Combat Still Needs Work
The combat in the new Naughty Bear title has been improved slightly, but that doesn’t mean it isn’t still clunky. Light and heavy attacks are at your disposal as well as unlockable moves as you level up. However, none of them provide a fluid experience. Sticking to stealth is much more entertaining then taking on enemies head on, primarily because some bears can take down Naughty Bear’s stamina and health in a hit or two. This makes avoiding combat the better path. It’s definitely a step in the right direction, but it needs some more fine-tuning.

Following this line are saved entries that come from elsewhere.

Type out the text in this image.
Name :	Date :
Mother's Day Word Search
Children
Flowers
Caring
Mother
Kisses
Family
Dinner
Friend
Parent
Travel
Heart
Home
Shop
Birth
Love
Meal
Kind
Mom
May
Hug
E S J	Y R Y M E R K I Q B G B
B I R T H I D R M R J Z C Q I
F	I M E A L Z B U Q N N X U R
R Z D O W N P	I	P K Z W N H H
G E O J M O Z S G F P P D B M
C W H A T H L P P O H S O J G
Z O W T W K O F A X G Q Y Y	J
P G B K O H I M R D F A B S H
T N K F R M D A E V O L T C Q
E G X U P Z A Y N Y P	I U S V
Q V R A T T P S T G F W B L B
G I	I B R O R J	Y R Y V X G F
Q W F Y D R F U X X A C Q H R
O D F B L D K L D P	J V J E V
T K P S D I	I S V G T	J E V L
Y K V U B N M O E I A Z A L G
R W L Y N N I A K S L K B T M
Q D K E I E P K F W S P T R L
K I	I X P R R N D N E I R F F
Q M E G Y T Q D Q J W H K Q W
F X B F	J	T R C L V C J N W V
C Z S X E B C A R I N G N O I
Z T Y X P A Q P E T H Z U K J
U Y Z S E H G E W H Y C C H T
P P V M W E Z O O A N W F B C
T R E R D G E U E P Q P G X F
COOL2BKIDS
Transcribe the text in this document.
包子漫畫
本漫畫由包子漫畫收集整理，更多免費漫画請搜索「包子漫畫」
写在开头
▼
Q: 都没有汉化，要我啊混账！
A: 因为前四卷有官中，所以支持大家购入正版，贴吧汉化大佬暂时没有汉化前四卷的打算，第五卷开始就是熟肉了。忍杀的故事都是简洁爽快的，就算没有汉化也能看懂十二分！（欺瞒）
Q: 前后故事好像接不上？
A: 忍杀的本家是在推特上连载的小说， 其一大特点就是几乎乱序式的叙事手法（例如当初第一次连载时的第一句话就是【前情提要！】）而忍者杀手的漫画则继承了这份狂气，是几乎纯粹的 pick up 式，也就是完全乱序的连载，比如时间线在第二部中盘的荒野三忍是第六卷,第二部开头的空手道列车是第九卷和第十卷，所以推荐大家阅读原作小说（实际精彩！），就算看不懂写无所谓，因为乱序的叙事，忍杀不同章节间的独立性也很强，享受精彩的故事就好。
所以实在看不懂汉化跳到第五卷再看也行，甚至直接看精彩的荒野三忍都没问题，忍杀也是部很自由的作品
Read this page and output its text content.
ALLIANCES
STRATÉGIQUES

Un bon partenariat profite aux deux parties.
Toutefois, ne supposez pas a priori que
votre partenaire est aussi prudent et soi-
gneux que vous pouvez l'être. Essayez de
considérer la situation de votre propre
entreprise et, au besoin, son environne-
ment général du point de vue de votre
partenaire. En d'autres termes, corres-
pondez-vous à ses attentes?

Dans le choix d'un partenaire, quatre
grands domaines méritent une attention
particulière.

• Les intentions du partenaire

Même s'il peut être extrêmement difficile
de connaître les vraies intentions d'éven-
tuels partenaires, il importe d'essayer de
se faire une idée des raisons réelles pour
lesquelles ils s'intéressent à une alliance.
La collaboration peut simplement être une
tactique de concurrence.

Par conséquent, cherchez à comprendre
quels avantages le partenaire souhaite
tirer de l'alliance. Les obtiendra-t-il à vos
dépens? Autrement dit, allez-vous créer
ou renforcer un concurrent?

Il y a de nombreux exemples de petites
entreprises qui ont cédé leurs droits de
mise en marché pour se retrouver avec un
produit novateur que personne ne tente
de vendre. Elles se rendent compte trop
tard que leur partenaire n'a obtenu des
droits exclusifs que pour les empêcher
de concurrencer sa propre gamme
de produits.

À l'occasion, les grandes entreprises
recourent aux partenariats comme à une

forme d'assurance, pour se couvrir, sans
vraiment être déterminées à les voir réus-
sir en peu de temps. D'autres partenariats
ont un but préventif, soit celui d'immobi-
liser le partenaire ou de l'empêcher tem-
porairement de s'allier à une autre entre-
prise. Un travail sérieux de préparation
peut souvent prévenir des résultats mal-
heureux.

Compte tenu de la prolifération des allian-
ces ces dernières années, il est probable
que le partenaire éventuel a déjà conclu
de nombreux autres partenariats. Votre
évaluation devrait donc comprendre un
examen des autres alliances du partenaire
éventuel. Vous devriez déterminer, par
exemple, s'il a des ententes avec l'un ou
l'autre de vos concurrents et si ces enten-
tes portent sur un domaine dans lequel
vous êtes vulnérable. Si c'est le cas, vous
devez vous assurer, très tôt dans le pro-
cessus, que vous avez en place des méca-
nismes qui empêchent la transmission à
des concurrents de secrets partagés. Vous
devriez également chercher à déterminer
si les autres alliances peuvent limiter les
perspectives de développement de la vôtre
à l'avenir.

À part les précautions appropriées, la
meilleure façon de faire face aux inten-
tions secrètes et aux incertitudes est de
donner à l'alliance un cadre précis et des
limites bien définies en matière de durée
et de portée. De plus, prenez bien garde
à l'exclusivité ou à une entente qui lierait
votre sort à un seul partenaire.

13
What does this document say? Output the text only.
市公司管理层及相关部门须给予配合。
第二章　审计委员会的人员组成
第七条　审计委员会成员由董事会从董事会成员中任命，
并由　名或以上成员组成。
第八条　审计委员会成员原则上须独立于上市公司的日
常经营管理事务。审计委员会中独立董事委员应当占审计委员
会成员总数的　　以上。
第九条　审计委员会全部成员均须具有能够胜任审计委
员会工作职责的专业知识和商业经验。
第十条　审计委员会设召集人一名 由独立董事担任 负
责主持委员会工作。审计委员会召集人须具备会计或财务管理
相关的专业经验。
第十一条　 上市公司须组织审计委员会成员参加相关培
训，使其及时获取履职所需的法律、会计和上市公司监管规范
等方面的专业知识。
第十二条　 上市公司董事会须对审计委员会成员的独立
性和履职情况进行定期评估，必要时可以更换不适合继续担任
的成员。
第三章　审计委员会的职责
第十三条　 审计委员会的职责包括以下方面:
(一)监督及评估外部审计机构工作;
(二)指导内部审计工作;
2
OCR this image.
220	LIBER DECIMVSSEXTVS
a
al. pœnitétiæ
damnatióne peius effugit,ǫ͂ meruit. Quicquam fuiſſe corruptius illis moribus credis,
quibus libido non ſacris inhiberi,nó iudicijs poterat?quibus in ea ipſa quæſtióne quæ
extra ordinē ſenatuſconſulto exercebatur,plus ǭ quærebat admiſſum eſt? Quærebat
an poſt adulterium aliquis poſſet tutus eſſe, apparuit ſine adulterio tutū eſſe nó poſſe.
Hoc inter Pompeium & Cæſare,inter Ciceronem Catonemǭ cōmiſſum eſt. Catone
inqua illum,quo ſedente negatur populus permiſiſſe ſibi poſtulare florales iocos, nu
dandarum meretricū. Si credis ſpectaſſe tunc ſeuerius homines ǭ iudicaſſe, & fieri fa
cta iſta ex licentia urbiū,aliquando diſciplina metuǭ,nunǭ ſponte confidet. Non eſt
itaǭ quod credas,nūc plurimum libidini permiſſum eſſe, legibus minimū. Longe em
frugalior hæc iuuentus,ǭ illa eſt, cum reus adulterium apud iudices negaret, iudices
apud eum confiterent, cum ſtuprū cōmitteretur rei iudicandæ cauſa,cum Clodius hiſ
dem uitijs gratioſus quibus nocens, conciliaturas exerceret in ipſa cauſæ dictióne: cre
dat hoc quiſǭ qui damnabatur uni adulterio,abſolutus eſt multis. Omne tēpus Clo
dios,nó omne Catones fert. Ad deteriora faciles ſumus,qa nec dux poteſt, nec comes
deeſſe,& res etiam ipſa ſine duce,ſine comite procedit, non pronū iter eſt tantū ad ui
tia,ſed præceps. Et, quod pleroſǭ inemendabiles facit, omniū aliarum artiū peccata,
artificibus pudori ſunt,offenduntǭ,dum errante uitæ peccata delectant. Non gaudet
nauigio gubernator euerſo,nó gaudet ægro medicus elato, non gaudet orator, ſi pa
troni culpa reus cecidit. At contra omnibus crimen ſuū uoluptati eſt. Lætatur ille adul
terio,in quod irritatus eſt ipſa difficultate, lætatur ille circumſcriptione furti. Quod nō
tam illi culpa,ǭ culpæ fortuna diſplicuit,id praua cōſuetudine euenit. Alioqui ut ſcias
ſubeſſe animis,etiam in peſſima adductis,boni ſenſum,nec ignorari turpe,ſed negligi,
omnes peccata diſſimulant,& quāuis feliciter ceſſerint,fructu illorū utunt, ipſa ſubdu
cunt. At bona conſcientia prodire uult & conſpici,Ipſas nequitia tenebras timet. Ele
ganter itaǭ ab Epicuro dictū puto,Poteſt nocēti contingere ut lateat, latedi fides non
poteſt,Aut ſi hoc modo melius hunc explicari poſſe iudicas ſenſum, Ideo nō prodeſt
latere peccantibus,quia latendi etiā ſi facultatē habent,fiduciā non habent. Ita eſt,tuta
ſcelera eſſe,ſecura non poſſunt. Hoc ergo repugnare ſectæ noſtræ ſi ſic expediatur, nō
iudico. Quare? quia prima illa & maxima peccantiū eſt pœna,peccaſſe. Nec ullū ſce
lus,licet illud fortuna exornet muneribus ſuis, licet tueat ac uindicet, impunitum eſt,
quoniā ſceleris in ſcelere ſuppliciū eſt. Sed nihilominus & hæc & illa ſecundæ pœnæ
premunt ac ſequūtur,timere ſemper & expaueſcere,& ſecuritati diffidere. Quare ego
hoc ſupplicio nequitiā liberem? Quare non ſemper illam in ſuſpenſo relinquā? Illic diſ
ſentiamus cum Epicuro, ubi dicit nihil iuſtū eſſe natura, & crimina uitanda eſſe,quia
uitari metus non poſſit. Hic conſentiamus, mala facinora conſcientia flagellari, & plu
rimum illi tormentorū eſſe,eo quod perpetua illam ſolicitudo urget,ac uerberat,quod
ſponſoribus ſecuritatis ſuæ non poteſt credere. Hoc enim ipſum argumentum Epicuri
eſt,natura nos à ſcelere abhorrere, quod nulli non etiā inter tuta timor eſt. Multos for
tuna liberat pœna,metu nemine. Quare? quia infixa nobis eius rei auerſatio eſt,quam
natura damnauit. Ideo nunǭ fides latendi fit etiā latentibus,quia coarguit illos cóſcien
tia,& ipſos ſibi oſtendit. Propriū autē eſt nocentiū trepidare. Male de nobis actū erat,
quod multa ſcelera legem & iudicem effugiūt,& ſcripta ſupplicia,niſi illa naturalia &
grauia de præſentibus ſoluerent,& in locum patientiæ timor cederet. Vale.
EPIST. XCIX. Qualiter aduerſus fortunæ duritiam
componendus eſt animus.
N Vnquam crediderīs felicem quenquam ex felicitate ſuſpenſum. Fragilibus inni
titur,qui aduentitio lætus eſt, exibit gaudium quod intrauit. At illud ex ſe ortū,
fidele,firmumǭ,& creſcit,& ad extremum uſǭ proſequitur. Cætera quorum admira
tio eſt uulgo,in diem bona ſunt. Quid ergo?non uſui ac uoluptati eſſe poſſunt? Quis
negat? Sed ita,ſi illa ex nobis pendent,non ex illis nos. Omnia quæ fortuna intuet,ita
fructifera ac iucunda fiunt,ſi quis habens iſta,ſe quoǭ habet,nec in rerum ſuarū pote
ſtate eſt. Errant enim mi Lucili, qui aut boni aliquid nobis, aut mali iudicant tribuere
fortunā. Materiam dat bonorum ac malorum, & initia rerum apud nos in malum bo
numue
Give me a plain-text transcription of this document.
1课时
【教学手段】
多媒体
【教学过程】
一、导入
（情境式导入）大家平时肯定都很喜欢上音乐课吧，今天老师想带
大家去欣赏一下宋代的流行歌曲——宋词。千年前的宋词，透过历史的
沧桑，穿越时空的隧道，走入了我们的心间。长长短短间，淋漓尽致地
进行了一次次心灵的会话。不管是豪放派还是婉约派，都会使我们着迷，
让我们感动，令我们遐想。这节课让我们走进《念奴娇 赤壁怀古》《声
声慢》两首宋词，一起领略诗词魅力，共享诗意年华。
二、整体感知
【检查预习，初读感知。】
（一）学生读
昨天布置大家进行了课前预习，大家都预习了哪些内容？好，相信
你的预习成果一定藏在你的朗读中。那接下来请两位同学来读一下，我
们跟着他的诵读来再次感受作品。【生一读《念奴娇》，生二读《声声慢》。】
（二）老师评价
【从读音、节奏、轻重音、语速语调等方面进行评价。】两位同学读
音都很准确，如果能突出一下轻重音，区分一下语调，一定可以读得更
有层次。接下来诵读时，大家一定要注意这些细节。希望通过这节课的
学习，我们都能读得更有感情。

Naughty Bear feels at home as a digital title and I think it was always destined to be one. That’s not saying anything bad about it either. The abundance of gruesome kills and equipment ensures that you’ll be playing for quite a while as you climb the leaderboard and unlock everything throughout the 36 missions. Panic in Paradise’s tweaks and additions put it leagues ahead of the 2010 game, becoming a more accessible and enjoyable experience overall. Certain glitches and a still-flawed combat system detract a bit from the game, but with so many improvements weighing out the other side, Panic in Paradise is a great downloadable title that can easily justify it’s $14.99 price point and is worth checking out.[Editor's Note]: Naughty Bear Panic in Paradise was reviewed on the PlayStation 3 platform. The voucher code was provided to us by the publisher for review purposes.]